273. 数学如同辩证法,是内在高等感知的器官;其运作如同雄辩术般是一门艺术。两者皆不关心内容,唯形式是重。数学计算便士或金币并无差别,修辞扞卫真理或谬误亦无不同。——歌德《威廉·迈斯特的漫游年代》第二卷
算学犹辩术,乃内明之器;其用如修辞,皆为艺也。二者皆不涉实质,唯重其形。算不计锱铢,辩不论是非。——歌德《威氏游历记》卷二
274. 数学的真谛是虔诚。没有哪种智力追求比研究这些抽象科学更能深刻体认造物主的存在与属性,以及我们与祂的子嗣关系。谁能比计算过太阳与行星引力、衡量过闪电不可抗之力者更懂人类对全能之力的认知何等微弱?谁能比追溯过引导众星、组合原子的隐秘法则者更懂我们对永恒智慧的认知何等混乱?谁能比尝试为想象世界制定新规律、发现自己的思想与造物主的构思相似者更懂人类确按造物主形象所造?——希尔《数学中的想象力》《北美评论》第85卷第226页
算学真谛,在于虔敬。穷究此抽象之学,最能体造化之玄妙,悟人神之渊源。孰能较计量日月引衡、权衡雷电者,更知吾侪于全能之念何其渺?孰能较推演星轨、穷究原子者,更明吾辈于永恒之智何其惑?孰能较创立法则、构建新世而见己思与造物合者,更晓人确肖其主?——希尔《算学想象论》《北美洲评》卷八十五页二百二十六
275. 物理世界服从数学法则,精神世界服从上帝法则,而数学法则正是上帝思想的表达。

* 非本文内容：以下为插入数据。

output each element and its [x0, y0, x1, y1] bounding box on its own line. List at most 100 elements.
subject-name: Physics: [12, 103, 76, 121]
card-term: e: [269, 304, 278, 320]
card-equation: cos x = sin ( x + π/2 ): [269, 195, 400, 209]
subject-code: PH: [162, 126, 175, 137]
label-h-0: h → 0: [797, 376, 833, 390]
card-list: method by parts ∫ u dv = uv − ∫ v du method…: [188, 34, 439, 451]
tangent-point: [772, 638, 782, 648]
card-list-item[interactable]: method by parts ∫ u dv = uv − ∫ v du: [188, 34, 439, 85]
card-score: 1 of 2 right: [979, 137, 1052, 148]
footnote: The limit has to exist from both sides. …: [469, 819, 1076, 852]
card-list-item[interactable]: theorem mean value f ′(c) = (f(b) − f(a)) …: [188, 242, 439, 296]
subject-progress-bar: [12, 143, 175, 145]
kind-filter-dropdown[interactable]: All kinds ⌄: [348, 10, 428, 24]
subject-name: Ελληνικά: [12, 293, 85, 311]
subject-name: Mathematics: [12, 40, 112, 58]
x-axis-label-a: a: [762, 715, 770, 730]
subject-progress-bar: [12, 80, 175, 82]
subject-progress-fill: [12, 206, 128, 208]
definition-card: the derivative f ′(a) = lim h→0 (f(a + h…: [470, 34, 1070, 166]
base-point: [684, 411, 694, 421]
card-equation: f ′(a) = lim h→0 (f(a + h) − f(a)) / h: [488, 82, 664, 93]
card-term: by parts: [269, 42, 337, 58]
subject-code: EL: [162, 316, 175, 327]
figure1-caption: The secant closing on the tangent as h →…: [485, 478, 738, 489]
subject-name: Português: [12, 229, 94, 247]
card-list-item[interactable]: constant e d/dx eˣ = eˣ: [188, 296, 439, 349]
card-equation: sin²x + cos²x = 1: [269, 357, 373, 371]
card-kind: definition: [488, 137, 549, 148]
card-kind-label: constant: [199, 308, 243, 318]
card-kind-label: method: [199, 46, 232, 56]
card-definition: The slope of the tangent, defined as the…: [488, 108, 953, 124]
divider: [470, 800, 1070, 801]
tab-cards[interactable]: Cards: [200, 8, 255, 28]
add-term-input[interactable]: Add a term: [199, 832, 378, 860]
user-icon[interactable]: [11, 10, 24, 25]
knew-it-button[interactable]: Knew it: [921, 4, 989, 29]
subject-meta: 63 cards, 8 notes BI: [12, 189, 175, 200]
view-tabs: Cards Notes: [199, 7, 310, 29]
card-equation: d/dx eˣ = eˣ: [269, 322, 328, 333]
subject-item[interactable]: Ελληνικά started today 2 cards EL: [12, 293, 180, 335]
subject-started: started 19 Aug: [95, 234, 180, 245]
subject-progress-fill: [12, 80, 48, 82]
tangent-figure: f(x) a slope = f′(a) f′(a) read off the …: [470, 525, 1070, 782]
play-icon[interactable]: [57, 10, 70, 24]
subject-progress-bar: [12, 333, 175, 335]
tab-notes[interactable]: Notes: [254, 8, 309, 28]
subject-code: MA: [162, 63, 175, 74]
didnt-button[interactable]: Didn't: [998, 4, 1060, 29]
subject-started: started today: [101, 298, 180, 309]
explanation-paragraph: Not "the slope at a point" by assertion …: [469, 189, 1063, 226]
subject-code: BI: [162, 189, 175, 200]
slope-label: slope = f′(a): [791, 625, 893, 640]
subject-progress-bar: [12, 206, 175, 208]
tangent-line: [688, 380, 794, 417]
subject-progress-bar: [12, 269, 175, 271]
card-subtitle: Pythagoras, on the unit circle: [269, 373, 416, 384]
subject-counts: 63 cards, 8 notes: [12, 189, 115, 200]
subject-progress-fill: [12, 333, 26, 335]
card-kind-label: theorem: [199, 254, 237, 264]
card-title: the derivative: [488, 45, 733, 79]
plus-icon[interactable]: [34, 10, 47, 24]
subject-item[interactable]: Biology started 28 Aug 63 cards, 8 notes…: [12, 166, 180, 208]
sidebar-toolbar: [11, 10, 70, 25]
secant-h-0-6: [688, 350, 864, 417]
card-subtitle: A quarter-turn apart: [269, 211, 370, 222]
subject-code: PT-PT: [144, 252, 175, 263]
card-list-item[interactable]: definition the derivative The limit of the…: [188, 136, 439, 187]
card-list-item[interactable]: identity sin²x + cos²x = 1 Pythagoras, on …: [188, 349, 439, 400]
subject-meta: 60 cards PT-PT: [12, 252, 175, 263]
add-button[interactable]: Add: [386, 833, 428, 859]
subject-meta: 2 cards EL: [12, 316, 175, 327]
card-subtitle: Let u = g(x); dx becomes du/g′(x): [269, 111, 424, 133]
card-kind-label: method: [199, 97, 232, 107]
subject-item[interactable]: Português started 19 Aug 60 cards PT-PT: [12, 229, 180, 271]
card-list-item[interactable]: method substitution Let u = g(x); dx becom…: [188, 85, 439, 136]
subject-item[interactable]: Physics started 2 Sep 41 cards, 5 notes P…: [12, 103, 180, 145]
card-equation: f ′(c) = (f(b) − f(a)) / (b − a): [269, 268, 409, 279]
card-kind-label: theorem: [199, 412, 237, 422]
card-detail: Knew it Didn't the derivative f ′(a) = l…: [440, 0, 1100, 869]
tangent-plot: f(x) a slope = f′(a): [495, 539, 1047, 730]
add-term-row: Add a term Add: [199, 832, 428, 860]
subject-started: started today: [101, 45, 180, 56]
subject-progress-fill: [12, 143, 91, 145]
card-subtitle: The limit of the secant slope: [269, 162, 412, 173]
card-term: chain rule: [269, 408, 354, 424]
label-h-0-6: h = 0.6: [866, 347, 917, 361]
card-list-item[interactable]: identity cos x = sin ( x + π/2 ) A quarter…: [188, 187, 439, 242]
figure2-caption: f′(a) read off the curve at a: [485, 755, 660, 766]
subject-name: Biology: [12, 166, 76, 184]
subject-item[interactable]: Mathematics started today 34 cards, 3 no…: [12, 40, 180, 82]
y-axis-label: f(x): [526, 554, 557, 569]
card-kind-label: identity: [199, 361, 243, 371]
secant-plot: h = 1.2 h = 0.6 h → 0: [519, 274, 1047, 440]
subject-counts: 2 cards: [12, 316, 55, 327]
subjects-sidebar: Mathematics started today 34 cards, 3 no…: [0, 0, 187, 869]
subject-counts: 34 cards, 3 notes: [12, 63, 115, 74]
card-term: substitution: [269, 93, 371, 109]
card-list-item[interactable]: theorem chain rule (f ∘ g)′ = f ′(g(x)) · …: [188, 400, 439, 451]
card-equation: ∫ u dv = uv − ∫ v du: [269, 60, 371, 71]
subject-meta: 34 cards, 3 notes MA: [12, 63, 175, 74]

——希尔《数学的用途》《圣经文献》第32卷第523页
形而下者循算律,形而上者遵神律,而算律实乃神思之显。——希尔《算学之用》《圣经文献》卷三十二页五百二十三
276. 在纯粹思维的内在世界——万有存在之处,蕴含所有秩序类型、关联方式与关系变体,在这无限永恒的真理集合中(无论存在一个或多个宇宙,每个都由此获得其特性与存在模式)——正是数学精神的归宿与生命所在。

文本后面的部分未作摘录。